Wednesday, April 08, 2015

Dial Daily Bread: The Solution to a Basic, Universal Problem

Dear Friends of "Dial Daily Bread,"

People can twist Galatians 5:14 to cause a problem for themselves. It tells us that obedience to the law of God is summed up "in one word": "You shall love your neighbor as yourself." They say that you must love yourself; you can't love anybody else unless you first love yourself. Then, when they think about it some more, some have ended up believing that "love of self is love of God." This has actually been accepted as righteousness by faith! Paul was an inspired apostle--what's the truth? Does he teach us to love self as the foundation of genuine Christian experience?

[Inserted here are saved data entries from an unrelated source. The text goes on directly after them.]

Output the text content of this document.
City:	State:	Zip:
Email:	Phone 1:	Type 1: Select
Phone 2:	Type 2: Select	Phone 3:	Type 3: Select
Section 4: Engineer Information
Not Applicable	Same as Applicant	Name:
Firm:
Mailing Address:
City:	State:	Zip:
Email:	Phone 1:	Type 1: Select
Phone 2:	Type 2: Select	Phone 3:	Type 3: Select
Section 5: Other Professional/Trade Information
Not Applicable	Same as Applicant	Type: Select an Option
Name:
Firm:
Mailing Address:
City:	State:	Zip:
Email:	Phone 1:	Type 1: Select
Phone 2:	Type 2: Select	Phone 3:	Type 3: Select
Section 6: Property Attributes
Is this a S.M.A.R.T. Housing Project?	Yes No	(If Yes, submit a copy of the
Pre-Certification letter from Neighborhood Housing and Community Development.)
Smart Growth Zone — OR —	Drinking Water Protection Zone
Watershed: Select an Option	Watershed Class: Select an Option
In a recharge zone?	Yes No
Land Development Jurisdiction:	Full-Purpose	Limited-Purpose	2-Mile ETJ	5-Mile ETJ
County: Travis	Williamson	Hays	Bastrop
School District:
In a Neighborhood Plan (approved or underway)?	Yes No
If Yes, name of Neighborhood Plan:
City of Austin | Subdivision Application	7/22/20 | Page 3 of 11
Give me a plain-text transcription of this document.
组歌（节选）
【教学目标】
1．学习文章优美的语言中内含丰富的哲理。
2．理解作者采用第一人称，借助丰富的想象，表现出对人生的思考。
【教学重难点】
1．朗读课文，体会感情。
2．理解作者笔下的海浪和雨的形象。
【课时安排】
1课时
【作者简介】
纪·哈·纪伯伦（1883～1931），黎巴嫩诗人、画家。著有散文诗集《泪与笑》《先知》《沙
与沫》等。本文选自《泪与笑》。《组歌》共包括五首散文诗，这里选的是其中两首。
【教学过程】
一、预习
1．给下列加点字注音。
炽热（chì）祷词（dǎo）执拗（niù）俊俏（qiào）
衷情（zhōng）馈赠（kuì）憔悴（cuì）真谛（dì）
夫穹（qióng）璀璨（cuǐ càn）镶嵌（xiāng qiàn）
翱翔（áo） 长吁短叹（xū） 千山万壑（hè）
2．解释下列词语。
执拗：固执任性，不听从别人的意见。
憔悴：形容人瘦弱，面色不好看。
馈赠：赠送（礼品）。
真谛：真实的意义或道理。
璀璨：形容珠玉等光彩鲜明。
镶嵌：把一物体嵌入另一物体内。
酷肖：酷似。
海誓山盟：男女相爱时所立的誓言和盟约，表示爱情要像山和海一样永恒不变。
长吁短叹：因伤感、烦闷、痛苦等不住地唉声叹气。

Clear-thinking people have wrestled with this problem for centuries. It doesn't take too much thought to recognize that the love of self is a very ugly thing, for it is the essence of all selfishness. When we see it in ourselves we usually like it but when we see it in others we are repulsed. Hundreds of years ago Martin Luther broke through the fog and saw what Paul meant. The law indeed is summed up "in one word": Love your neighbor as you used to find it natural to love yourself.

From the first breath we ever drew it has been natural for all of us to love self. No baby cries because some other baby is hungry. Children are naturally self-centered. It's cute to see; but just let that "natural" self-centeredness grow undeterred, uncrucified, and what do you see? All the evil that curses this world.

What's the solution to this basic, universal problem? The previous verse: " ... through agape serve one another"! This would be as impossible for us as jumping over the moon were it not that the Son of God was "made in the likeness of men." At the price of His cross He condemned this natural selfishness "in the flesh" (Rom 8:3), that it might be possible for us to "let this mind be in you which was also in Christ Jesus" (Phil 2:5).

Christ was agape in human flesh; none of us is born that way, but by faith we can become "partakers of the divine nature"--which is agape.

--Robert J. Wieland

From the "Dial Daily Bread" Archive: May 22, 2000.